Bank in Bethel Park celebrates 100th birthday of longtime customer
When the United States entered World War II, 25-year-old Benedict P. Serratore did his party by enlisting in the Army Air Corps.
“They told me I was too old to be a pilot,” he recalled. “They said, ‘But you can be a gunner.’ So they put me in gunnery school. And I graduated from gunnery school at the head of a class of 500. So they kept me there as an instructor.”
A group of Brentwood Bank executives and employees listened intently as Serratore spoke about his experiences Aug. 24, three days after he turned 100. They hosted a birthday celebration in honor of their exceptionally longtime customer at South Park Shops branch in Bethel Park.

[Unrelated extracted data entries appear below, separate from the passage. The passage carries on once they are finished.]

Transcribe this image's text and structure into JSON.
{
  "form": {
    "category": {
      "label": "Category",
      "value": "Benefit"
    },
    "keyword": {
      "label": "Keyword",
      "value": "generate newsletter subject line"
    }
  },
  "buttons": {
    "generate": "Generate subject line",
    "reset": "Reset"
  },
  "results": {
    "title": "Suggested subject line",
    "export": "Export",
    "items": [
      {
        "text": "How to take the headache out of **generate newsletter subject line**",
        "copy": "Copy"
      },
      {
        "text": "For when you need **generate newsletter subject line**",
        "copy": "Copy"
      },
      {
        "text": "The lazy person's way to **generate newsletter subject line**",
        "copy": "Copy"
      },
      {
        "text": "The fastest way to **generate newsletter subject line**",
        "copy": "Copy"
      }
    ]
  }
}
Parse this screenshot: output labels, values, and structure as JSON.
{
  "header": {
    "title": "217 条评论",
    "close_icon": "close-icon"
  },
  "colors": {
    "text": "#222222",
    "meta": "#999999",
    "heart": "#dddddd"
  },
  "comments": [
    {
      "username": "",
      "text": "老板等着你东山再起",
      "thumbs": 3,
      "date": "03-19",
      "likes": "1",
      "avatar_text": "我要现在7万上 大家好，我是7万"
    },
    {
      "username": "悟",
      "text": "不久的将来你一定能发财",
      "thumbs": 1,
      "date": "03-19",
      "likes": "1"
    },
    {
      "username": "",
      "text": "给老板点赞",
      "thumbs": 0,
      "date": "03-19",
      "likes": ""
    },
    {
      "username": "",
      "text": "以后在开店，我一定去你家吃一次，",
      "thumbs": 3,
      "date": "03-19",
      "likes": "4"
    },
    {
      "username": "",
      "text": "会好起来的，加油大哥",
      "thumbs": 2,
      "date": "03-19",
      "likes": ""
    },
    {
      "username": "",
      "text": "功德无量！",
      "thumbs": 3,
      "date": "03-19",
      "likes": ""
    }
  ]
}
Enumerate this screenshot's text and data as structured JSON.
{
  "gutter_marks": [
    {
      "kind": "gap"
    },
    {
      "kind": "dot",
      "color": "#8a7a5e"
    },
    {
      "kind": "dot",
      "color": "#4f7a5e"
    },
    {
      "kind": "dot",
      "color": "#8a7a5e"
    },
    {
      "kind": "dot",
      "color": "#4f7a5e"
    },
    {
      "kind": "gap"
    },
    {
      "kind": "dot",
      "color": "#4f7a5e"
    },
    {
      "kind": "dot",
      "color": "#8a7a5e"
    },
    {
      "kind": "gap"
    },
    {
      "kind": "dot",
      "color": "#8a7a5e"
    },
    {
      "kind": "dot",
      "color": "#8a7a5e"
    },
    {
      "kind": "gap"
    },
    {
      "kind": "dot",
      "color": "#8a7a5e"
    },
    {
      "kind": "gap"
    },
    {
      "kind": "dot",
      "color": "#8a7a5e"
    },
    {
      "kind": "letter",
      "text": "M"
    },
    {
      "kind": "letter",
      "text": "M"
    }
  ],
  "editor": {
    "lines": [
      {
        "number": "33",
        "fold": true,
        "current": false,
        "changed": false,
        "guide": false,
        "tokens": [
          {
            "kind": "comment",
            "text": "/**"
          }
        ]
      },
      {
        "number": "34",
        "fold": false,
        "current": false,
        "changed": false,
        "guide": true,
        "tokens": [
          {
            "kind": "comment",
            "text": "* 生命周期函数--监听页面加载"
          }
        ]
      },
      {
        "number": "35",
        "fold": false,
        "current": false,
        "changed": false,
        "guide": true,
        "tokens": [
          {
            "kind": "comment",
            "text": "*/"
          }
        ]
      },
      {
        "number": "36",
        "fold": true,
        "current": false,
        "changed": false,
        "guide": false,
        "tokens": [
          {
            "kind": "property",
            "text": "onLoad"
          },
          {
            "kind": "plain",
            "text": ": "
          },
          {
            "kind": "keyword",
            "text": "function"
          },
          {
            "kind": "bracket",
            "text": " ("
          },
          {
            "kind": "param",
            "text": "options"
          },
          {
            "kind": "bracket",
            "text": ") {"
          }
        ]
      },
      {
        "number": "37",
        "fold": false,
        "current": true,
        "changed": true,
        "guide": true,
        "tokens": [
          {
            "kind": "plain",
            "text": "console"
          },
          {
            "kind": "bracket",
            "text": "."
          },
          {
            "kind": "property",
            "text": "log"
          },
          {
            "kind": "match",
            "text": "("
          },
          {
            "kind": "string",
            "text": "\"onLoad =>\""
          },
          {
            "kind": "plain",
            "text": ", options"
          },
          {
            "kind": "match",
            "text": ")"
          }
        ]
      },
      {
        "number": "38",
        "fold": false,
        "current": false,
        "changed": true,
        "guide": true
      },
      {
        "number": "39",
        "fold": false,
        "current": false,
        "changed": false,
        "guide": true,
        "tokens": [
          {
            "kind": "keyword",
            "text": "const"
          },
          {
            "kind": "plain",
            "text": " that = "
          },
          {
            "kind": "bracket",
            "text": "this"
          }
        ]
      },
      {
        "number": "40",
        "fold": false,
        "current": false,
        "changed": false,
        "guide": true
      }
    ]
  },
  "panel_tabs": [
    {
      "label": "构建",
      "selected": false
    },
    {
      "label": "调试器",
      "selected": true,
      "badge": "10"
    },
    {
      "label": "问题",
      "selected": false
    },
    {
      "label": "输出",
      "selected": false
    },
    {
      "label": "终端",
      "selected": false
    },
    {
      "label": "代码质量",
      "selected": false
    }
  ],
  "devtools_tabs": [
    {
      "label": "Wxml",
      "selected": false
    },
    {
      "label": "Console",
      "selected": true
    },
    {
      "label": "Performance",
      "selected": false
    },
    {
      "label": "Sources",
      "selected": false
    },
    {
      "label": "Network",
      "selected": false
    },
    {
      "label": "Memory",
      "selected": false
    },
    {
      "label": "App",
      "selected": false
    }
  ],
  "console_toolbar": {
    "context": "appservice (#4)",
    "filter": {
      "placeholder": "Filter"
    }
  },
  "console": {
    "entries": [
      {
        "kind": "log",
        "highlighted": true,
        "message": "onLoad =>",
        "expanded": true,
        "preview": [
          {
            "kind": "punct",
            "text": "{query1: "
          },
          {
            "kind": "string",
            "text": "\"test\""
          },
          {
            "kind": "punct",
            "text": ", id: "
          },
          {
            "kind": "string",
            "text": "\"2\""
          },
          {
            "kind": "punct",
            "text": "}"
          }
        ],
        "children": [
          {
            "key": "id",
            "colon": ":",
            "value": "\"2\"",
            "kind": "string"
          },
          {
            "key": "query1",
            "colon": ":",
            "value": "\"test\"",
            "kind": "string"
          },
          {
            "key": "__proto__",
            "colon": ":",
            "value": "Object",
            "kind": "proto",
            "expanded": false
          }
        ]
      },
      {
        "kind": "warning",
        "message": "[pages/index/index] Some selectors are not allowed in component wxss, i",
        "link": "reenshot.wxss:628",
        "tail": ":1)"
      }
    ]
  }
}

“I always liked Brentwood Federal,” he said, referring to a previous designation for the 95-year-old financial institution. “It probably was the first bank I had an account in. I opened an account when I came home from the Army. It had to be 1945. That’s when I started an account.”
At the time, he got to know Hobart A. Moore Sr., the bank’s first president.
“I remember Mr. Moore telling me that when he started out, they had an association of a few people. They had assets of $10,000,” he recalled. “That’s all they had.”
Serratore, who owned South Pittsburgh Realty Co., opened his first business account with the bank in 1949.
“He would bring us business. We would do a lot of mortgages with him, with his clients,” Vince Cassano, vice president for residential and consumer lending, said.
A native of the Hill District, Serratore settled in Whitehall after the war and now lives in Bethel Park, where son Benedict Jr. – everyone calls him Bud – also is a resident.
“A friend in the service said he had a brother-in-law in real estate, and I think that really interested my dad,” the younger Serratore, who took over South Pittsburgh Realty and ran it for more than three decades, said.
Benedict Sr. also has two daughters, Sister of Charity Joyce Serratore and Vicki Whitelaw. He was married to his late wife, Veronica, for 69 years.